NextEnergy Solar Fund Limited (LSE:NESF) reported a 3.2% decline in net asset value for the first half of its financial year, attributing the decrease mainly to reduced long-term power price assumptions.
As of 30 September, the fund’s NAV stood at 88.8p per share, down 2.9p from the previous period. The shift in power price expectations—driven by falling gas prices—cut NAV by 2.2p per share, while the quarterly dividend shaved off an additional 2.5p. These headwinds were partially offset by savings from a lower asset-management fee, which added 1.3p per share.
Despite the NAV downturn, operational performance was strong: portfolio generation came in 7.6% above budget, supported by solar irradiation levels around 13% higher than forecast.
Gearing edged up to 49.2% of gross asset value from 48.4% in March 2025, largely reflecting softer asset valuations. The company’s £205 million revolving credit facility now has roughly £151.9 million drawn, compared with £144.9 million at the March reporting date.
With gearing nearing the fund’s 50% GAV limit—and the preference share debt-to-enterprise-value ratio already above its threshold at 54.8%—NextEnergy has limited room for additional borrowing or for resuming share buybacks. Its buyback programme remains on hold after completing about 58% (£11.5 million) of planned purchases.

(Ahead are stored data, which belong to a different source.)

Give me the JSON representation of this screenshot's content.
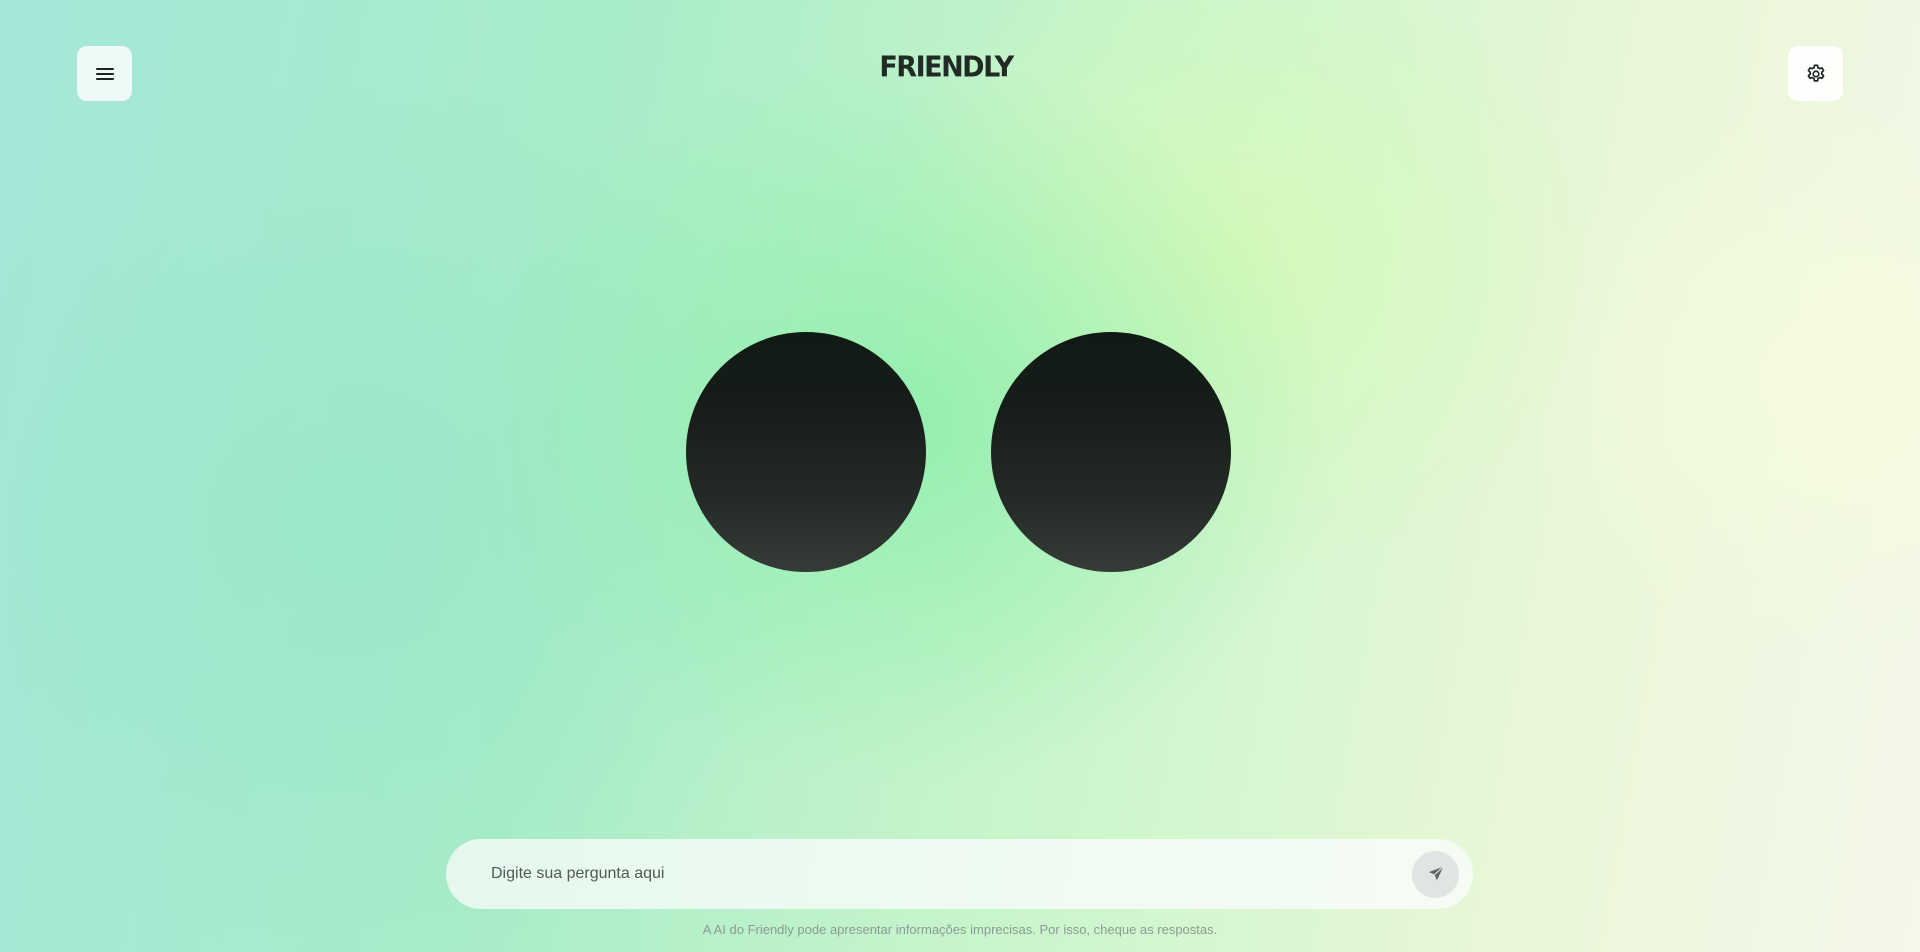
{
  "header": {
    "brand": "FRIENDLY",
    "menu_icon": "hamburger-menu-icon",
    "settings_icon": "gear-icon"
  },
  "mascot": {
    "eyes": [
      "left-eye",
      "right-eye"
    ]
  },
  "chat": {
    "placeholder": "Digite sua pergunta aqui",
    "value": "",
    "send_icon": "send-icon"
  },
  "footer": {
    "disclaimer": "A AI do Friendly pode apresentar informações imprecisas. Por isso, cheque as respostas."
  },
  "colors": {
    "text_dark": "#222a26",
    "eye_top": "#111a15",
    "eye_bottom": "#353b37"
  }
}
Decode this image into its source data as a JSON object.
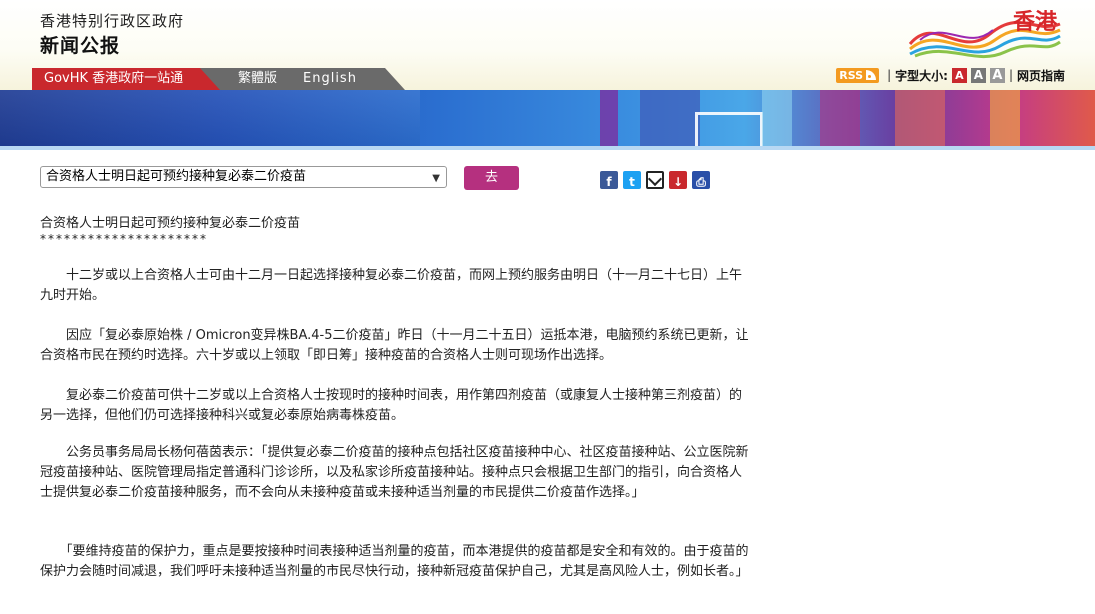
{
  "header": {
    "gov_name": "香港特别行政区政府",
    "press_title": "新闻公报",
    "logo_text": "香港"
  },
  "nav": {
    "govhk": "GovHK 香港政府一站通",
    "traditional": "繁體版",
    "english": "English"
  },
  "tools": {
    "rss": "RSS",
    "font_size_label": "字型大小:",
    "font_sizes": [
      "A",
      "A",
      "A"
    ],
    "site_guide": "网页指南"
  },
  "selector": {
    "selected_title": "合资格人士明日起可预约接种复必泰二价疫苗",
    "go_label": "去"
  },
  "share": {
    "icons": [
      "facebook-icon",
      "twitter-icon",
      "email-icon",
      "save-icon",
      "print-icon"
    ]
  },
  "article": {
    "title": "合资格人士明日起可预约接种复必泰二价疫苗",
    "stars": "*********************",
    "paragraphs": [
      "　　十二岁或以上合资格人士可由十二月一日起选择接种复必泰二价疫苗，而网上预约服务由明日（十一月二十七日）上午九时开始。",
      "　　因应「复必泰原始株 / Omicron变异株BA.4-5二价疫苗」昨日（十一月二十五日）运抵本港，电脑预约系统已更新，让合资格市民在预约时选择。六十岁或以上领取「即日筹」接种疫苗的合资格人士则可现场作出选择。",
      "　　复必泰二价疫苗可供十二岁或以上合资格人士按现时的接种时间表，用作第四剂疫苗（或康复人士接种第三剂疫苗）的另一选择，但他们仍可选择接种科兴或复必泰原始病毒株疫苗。",
      "　　公务员事务局局长杨何蓓茵表示：「提供复必泰二价疫苗的接种点包括社区疫苗接种中心、社区疫苗接种站、公立医院新冠疫苗接种站、医院管理局指定普通科门诊诊所，以及私家诊所疫苗接种站。接种点只会根据卫生部门的指引，向合资格人士提供复必泰二价疫苗接种服务，而不会向从未接种疫苗或未接种适当剂量的市民提供二价疫苗作选择。」",
      "　　「要维持疫苗的保护力，重点是要按接种时间表接种适当剂量的疫苗，而本港提供的疫苗都是安全和有效的。由于疫苗的保护力会随时间减退，我们呼吁未接种适当剂量的市民尽快行动，接种新冠疫苗保护自己，尤其是高风险人士，例如长者。」"
    ]
  },
  "colors": {
    "brand_red": "#c9282d",
    "go_button": "#b5307f",
    "nav_gray": "#6a6a6a"
  }
}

NextEnergy is undertaking a strategic review that may broaden its disposal plans beyond the current 100MW target to include additional subsidy-backed assets with stronger market appeal. Further details are expected in 2026.
The company reaffirmed its dividend guidance for FY26, projecting coverage of 1.1–1.3 times. With over 70% of annual generation already achieved in the first half and running ahead of budget, management highlighted strong cash-flow visibility.
Looking forward, the fund’s revenue profile remains well protected against softer power prices, with approximately 73% of FY27 revenue already contracted and about 64% contracted for FY28.